As COVID-19 cases continue to rise in Franklin County, vaccines were the main topic at Monday’s weekly update by city and county officials.
“We are excited to be able to be working under that Tier 1A area right now,” said Debbie Bell, the health education coordinator with the Franklin County Health Department. “We are actively working to vaccinate health care workers and 1B first responders. They’re often the first ones on the scene to help take care of our community if they need additional care because of COVID.
“We’re working with assisted living facilities trying to make sure those residents are also covered with this vaccine.”
Bell, filling in at Monday's briefing for FCHD Director Judy Mattingly, said the health department vaccinated approximately 890 people last week and expects to vaccinate an additional 610 people this week. Mattingly didn’t attend the update because she was helping the FCHD team vaccinate supported community living facilities.
Supported community living facilities are facilities and actually residences in the community for intellectually challenged persons.
Bell said FCHD employees are frequently asked when the vaccine will be available to different groups in the community.
“I can definitely tell you that’s a great question, and it’s an important question,” she said. “We want to make sure we are sharing the information we have available at the time.”
The department’s website, fchd.org, has a link that is devoted solely to COVID information, including the tier system for vaccinations.
Tier 1A is for health care personnel, long-term care facilities and assisted living facilities.
Tier 1B will be for those 70 and older, K-12 personnel and first responders.

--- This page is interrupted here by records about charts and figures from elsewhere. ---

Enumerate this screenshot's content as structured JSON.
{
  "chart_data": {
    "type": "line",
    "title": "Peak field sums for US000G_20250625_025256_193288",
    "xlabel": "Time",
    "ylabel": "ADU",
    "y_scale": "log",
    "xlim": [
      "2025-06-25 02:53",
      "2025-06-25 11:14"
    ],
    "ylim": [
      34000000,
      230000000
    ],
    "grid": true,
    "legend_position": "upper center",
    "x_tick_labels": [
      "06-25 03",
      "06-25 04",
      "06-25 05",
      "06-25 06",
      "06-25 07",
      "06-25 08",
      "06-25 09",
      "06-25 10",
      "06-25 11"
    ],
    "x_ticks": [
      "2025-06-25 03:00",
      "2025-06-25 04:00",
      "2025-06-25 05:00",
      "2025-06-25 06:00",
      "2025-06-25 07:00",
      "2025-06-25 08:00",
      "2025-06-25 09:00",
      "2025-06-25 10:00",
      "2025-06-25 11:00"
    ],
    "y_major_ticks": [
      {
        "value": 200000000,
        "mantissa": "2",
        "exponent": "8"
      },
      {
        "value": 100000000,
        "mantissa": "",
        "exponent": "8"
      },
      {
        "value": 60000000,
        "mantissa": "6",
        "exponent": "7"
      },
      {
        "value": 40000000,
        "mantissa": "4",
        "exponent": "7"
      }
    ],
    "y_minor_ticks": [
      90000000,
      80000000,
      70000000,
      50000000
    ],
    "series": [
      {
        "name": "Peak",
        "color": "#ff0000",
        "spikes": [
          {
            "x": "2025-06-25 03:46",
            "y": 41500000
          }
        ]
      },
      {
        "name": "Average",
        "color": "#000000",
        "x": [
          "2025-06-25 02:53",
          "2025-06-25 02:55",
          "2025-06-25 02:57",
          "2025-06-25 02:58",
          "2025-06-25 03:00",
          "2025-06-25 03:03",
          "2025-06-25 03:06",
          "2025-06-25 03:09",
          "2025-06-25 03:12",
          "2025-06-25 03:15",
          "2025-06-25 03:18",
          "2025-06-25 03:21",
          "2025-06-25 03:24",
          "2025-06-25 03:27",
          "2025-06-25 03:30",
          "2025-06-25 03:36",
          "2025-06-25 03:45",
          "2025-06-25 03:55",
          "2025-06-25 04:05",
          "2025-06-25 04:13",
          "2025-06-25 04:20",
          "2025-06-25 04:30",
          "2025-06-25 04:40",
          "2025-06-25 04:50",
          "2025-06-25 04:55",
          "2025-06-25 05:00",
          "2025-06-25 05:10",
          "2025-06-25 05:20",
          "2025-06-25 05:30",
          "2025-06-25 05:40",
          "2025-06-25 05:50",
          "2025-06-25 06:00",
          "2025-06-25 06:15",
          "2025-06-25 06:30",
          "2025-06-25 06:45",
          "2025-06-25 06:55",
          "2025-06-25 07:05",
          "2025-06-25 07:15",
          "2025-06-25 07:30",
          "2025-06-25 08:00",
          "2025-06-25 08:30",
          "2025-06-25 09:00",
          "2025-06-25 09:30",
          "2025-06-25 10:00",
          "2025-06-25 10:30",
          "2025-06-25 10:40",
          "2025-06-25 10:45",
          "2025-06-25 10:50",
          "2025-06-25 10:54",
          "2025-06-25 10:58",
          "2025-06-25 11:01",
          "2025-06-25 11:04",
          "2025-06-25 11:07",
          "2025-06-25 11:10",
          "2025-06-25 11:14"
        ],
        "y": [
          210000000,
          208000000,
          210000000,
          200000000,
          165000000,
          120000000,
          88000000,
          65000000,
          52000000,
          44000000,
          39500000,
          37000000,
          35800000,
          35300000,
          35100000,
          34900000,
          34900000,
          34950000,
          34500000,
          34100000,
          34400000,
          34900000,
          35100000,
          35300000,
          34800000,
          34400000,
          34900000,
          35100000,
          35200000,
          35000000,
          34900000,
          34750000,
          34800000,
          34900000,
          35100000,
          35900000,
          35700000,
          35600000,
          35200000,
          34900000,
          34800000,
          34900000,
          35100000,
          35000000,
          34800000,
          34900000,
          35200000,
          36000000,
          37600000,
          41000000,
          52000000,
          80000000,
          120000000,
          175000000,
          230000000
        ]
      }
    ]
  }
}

A link at fchd.org is available for people 70 and older to submit information that creates a contact list for the health department when it is ready to advance to Tier 1B.
“It is not an appointment, it is not registration, but it is important to us to identify those individuals,” Bell said. "Unfortunately, we don’t have exact dates on when we’re going to be able to advance. We’re tying to be very specific and thorough when we go through these different tiers and adhere to what the Centers for Disease Control and Prevention and the Department for Public Health put out so that we can make sure we’re vaccinating upon that recommendation.”
Bell said the majority of vaccinations administered by the health department have been the Moderna vaccine, which requires a second shot 28 days after the first. She added that the second vaccination doesn’t have to be taken exactly 28 days after the first, but it cannot be taken before 28 days have passed.
Bell said FCHD is prepared to administer the second vaccines while also vaccinating people for the first time.
“We kind of plan for that from week to week,” she said. “We try to plan those vaccinations out. We don’t have a definite (date), but we are hoping ... by the beginning of February we might be looking at that K-12 personnel group, and then possibly the beginning of March start looking at that 70-plus population for that 1B category.
“Our hope and our prayer is that we’ll be able to move faster, but that’s kind of our projection right now.”
Mayor Layne Wilkerson reminded small-business owners of additional funds being made available through the federal Coronavirus Response and Relief Act expansion signed at the end of December.
“We want to encourage small businesses out there to at least be aware of the new PPP (Paycheck Protection Program),” he said. “There’s a second wave of that that’s coming, so make sure you’re talking with your banks, or your tax adviser, CPA, whoever helps you with that, make sure you’re aware of that and be prepared to apply for the funds that are going to be available there.”
County Judge-Executive Huston Wells reported that Franklin County Fiscal Court gave a second wave of funds to the Salvation Army last week that is earmarked for those who need food.
“We also gave $50,000 to ROSM (Resource Office for Social Ministries) to help people in need of food and for their essential needs around house, whether it’s rent, income, utilities,” Wells said.
Wells said those in need of help should contact their church, which would in turn will contact ROSM.
Tom Russell, interim city manager, reminded the community that vaccines won’t change the COVID situation right away.
“What I’d like to remind everybody, once the vaccine starts, after you get your first dose and your second dose, you still have to maintain COVID awareness. It’s not like things are going back to normal right off the bat for several months,” Russell said.
“We still need to maintain COVID awareness — 6 feet, wear your mask — until we get a huge portion of the population vaccinated and you all (the health department) tell us it’s good to go, and we’ll resume normal activities.”